My wife would kill me if she knew that I was telling you this. (…Please don’t say anything…she doesn’t read this stuff and won’t find out unless you say something…) That’s right, I am going to share with you a story about training and discipline and vomit.

Sick Bucket
About two weeks ago, my joyful Addy was not feeling well. She had already gotten sick once in the car, had a shower, and spent the evening on the couch. Although we probably surmised that more food might make her sick, she ate dinner nonetheless. Wasn’t that bad … oatmeal. How hard can that ol’ quaker dude be on your stomach anyway?

Fast forward two hours. Cough. Cough. Scream. Cough. Gurgle. Gurgle.

I ran into Addy’s room. She was crying … but not talking. She had her hands cupped around her mouth. I ran to her bed and saw that she was gagging. She did not want to get sick in her bed.

I scooped her up in my arms and cradled her to the bathroom. She could have let go. But she did not. Her small, cupping hands held tight to her mouth. As I sat her down on the ground near the toilet, she aimed …. and released. Good girl.

You may find this disgusting, but I was one proud pop. Did you see that? She held tight until she was in the clear. She did not want to get sick in her bed. She did not want to get sick on her daddy. She waited until she could get sick where sick belonged.

We (… I mean my wife … ) wiped her brow, cleaned her mouth, bathed her, and set her back into bed. Although we had already prayed once, I would later return to Addy’s room for an extra prayer. Can’t have too many, right?

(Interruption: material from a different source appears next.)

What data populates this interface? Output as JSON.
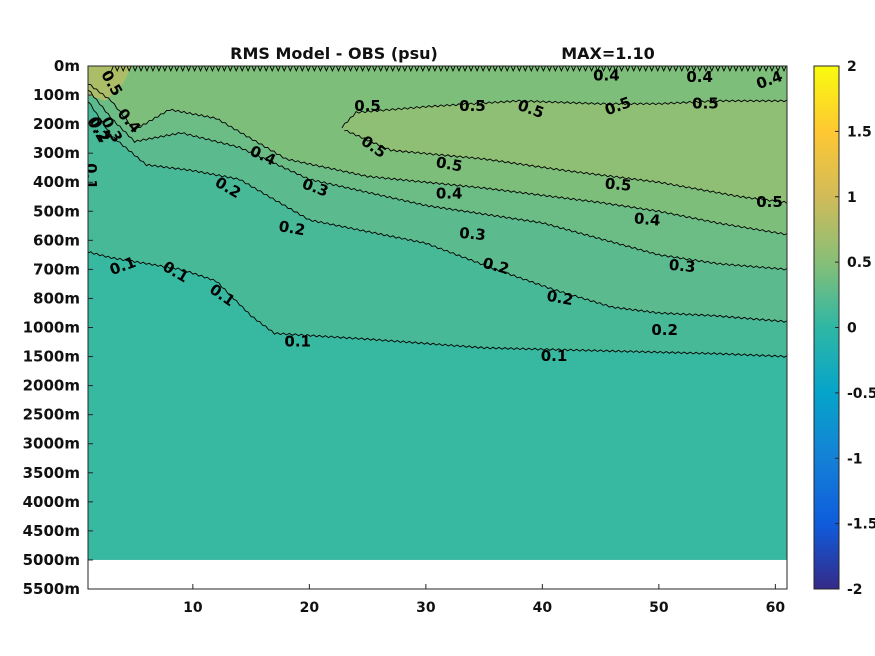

As I walked out into the dark hallway, I looked over my shoulder to the motionless body. That’s what I call disciplined. To us, discipline is everything you put into children that influences how they will fare in the real world. Perhaps out of cleanliness … perhaps out of laziness … perhaps out of leadership … but we have always trained our children (no matter what age) to hold their sickness until they can get to a bathroom. Addy, in her moment of sickness and nausea, could have reacted so many different ways. But she chose to hold on and get sick where sick belonged.

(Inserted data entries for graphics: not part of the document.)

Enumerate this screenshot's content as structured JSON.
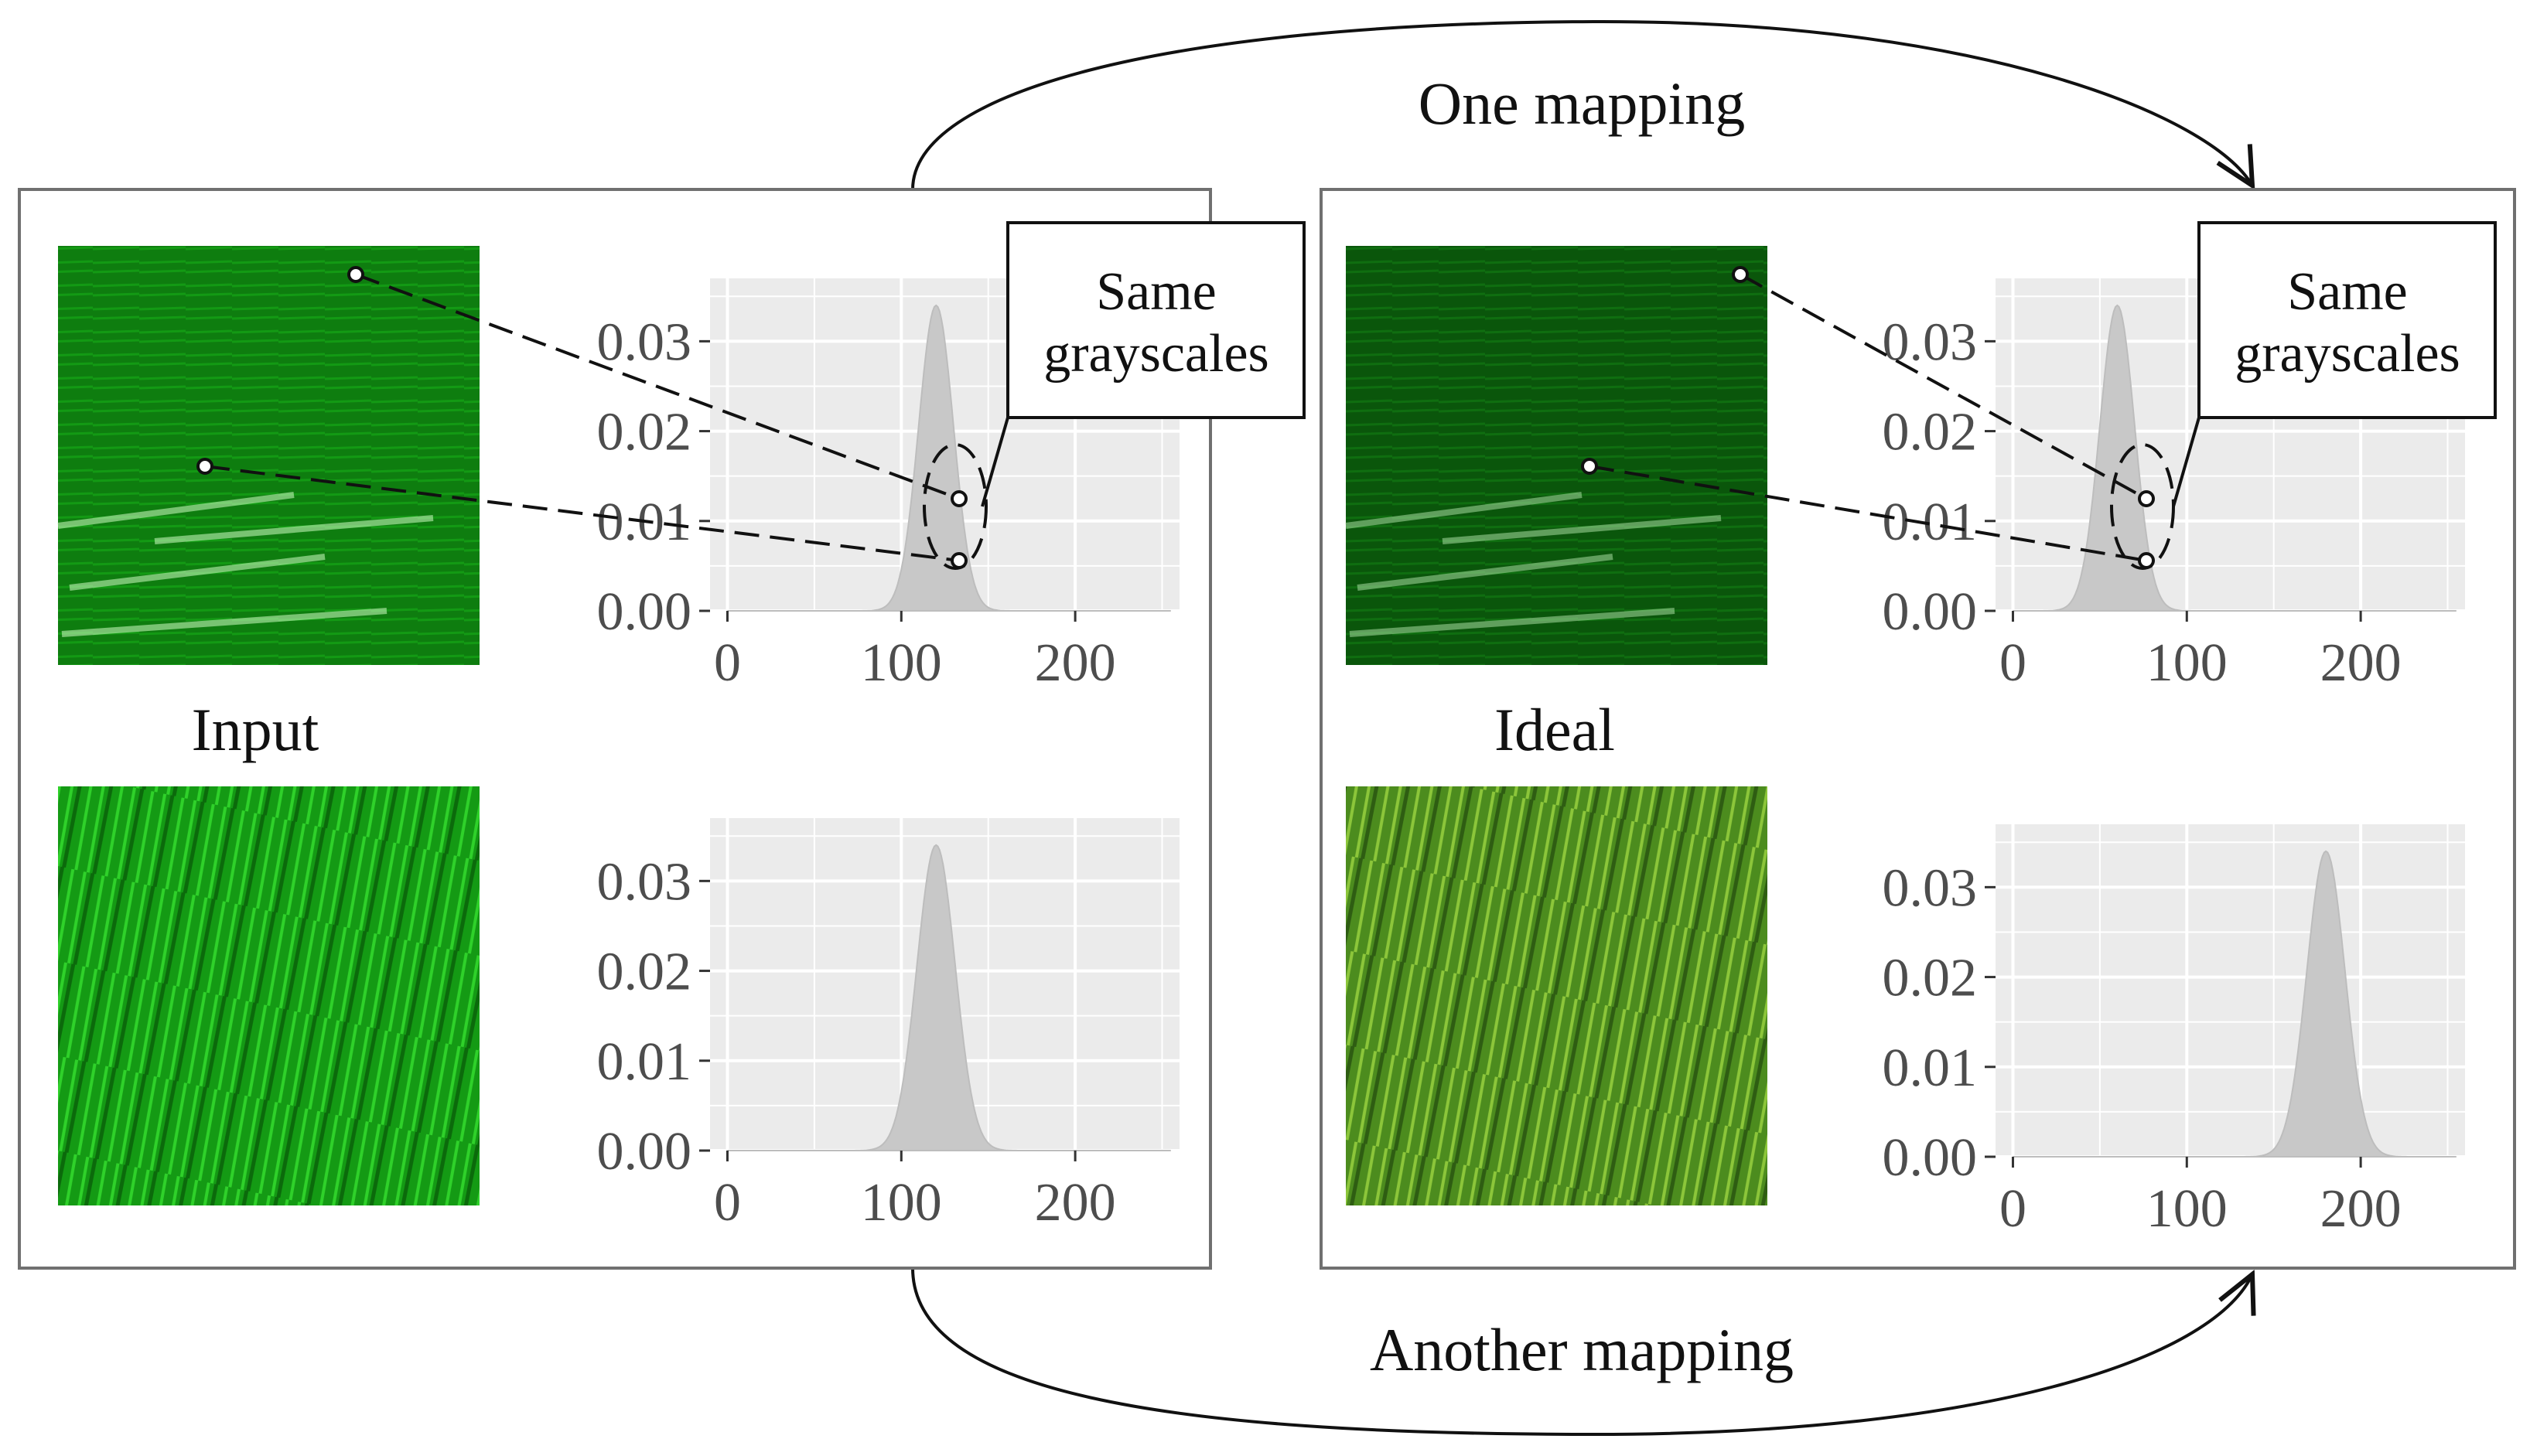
{
  "arrows": {
    "top_label": "One mapping",
    "bottom_label": "Another mapping"
  },
  "panels": [
    {
      "id": "input",
      "label": "Input",
      "callout": [
        "Same",
        "grayscales"
      ],
      "top_image": {
        "description_icon": "dark-green-grass-image",
        "color": "#0f8a10"
      },
      "bottom_image": {
        "description_icon": "bright-green-grass-image",
        "color": "#1fa81a"
      },
      "top_hist": {
        "peak_x": 120,
        "sd": 10,
        "peak_y": 0.034
      },
      "bottom_hist": {
        "peak_x": 120,
        "sd": 11,
        "peak_y": 0.034
      }
    },
    {
      "id": "ideal",
      "label": "Ideal",
      "callout": [
        "Same",
        "grayscales"
      ],
      "top_image": {
        "description_icon": "darker-green-grass-image",
        "color": "#0b5e0c"
      },
      "bottom_image": {
        "description_icon": "natural-green-grass-image",
        "color": "#4d8f1e"
      },
      "top_hist": {
        "peak_x": 60,
        "sd": 10,
        "peak_y": 0.034
      },
      "bottom_hist": {
        "peak_x": 180,
        "sd": 11,
        "peak_y": 0.034
      }
    }
  ],
  "chart_data": {
    "type": "area",
    "x_ticks": [
      "0",
      "100",
      "200"
    ],
    "y_ticks": [
      "0.00",
      "0.01",
      "0.02",
      "0.03"
    ],
    "xlim": [
      -10,
      260
    ],
    "ylim": [
      0,
      0.037
    ]
  },
  "colors": {
    "panel_bg": "#ebebeb",
    "grid": "#ffffff",
    "bar": "#c8c8c8",
    "frame": "#707070"
  }
}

Is that disgusting? Maybe. Are we mean parents? Probably. Is there a lesson in all this talk? Yes. If an evening of child sickness can show me that training really does make a difference, then perhaps you can reach a similar conclusion in your journey.  As the often-quoted proverb says, “Train up a child in the way he should go, Even when he is old he will not depart from it.”

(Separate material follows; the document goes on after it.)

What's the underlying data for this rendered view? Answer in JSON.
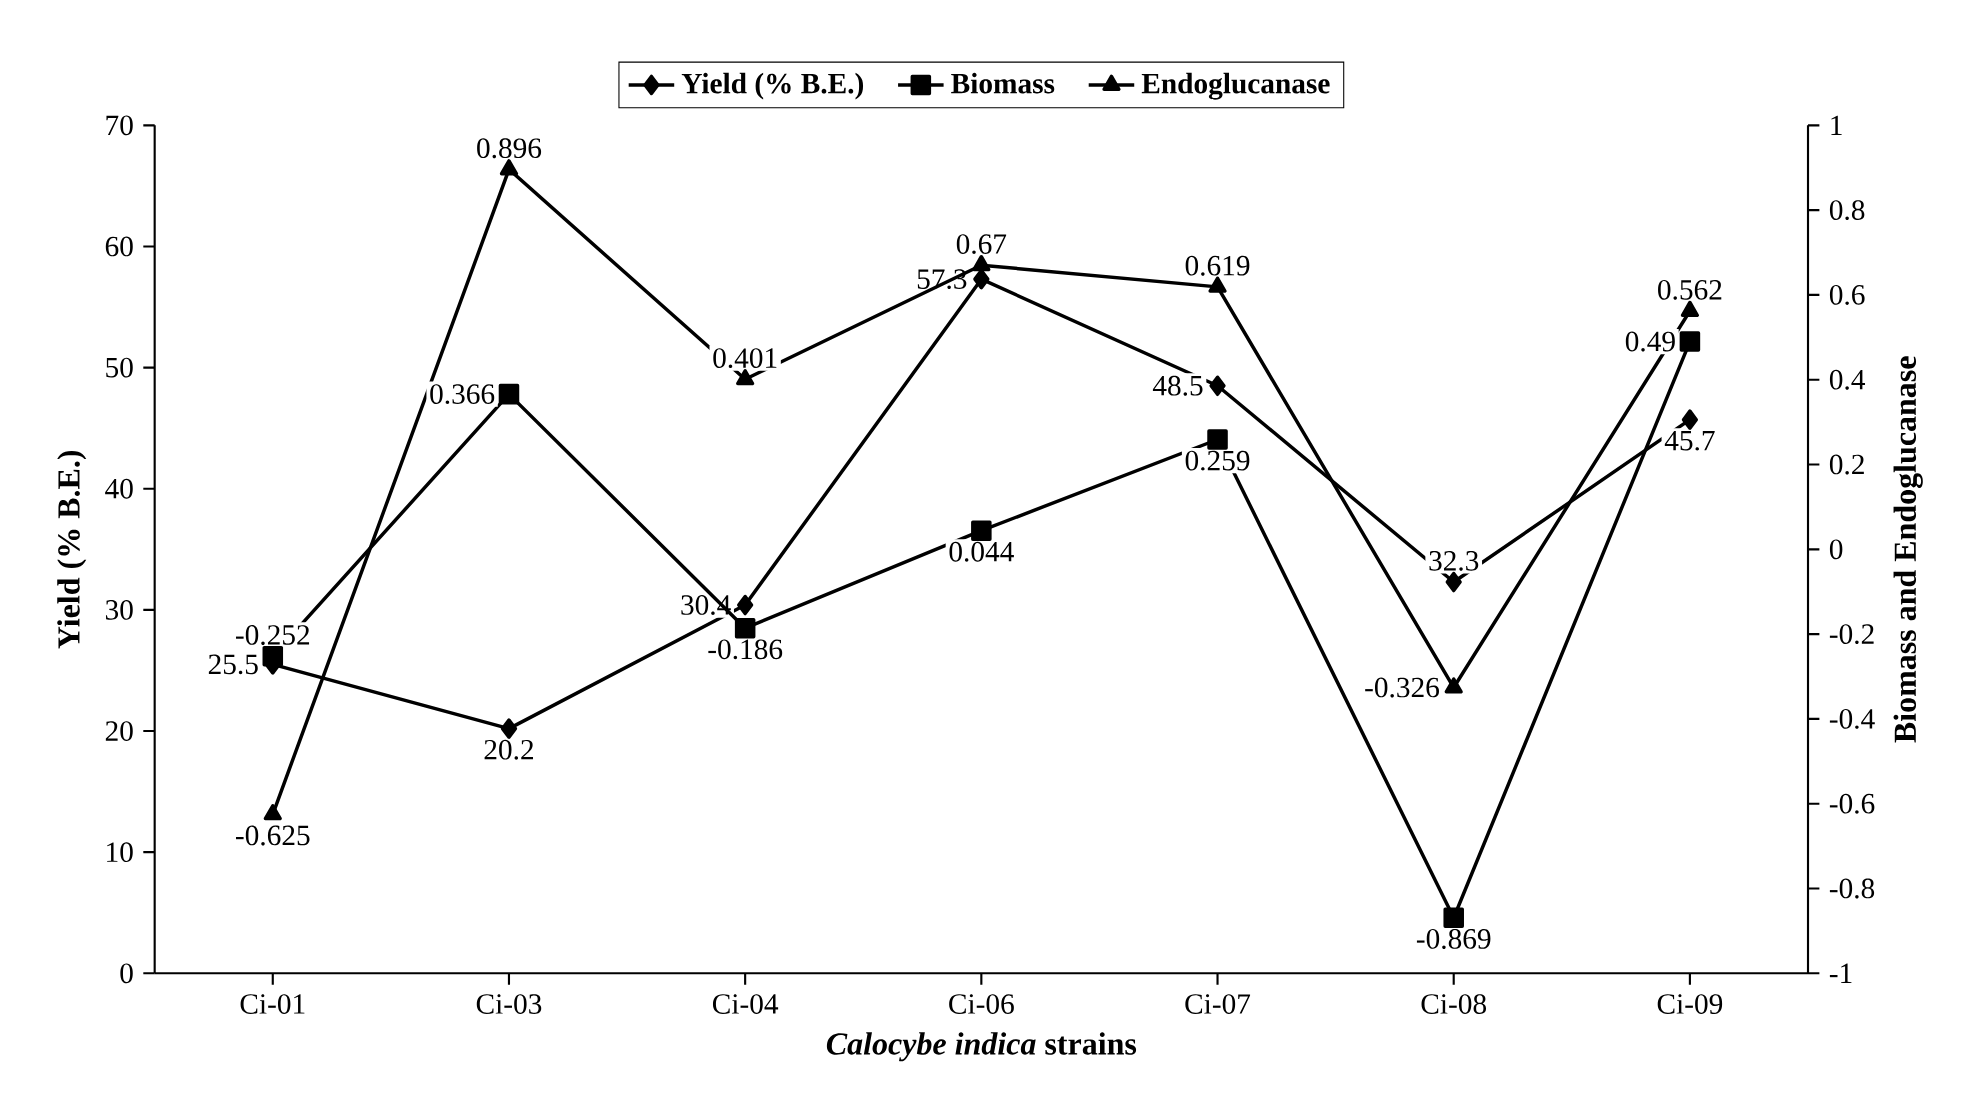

How are you training your children?  What lessons can you share?

Please note: I reserve the right to delete comments that are offensive or off-topic.

  • Terri McCord Hosale

    So very true…. but sometimes no matter how hard they try, kids just don’t get sick where sick belongs. And that is where we, as parents, show them our love as we clean up the mess and tell them it’s ok. Someone does that for us every minute of every day.

    • mattdevries@gmail.com

      Tru dat Terri! Thanks for stopping by and leaving a comment.

  • Rob Beaudreault

    Great observation. The interesting aspect for me was that there was no discussion of what was expected she just did what she was trained to do. That’s discipline. Of course, accidents can happen outside our control but she definitely showed resolve & respect by holding back. She had an awareness that her sick would impact others and she took control of the situation. Great job, Mom & Dad!

    • mattdevries@gmail.com

      Rob, thanks for the insight, but I am sure she simply did not want to throw up on herself! Our family has lots of vomit stories!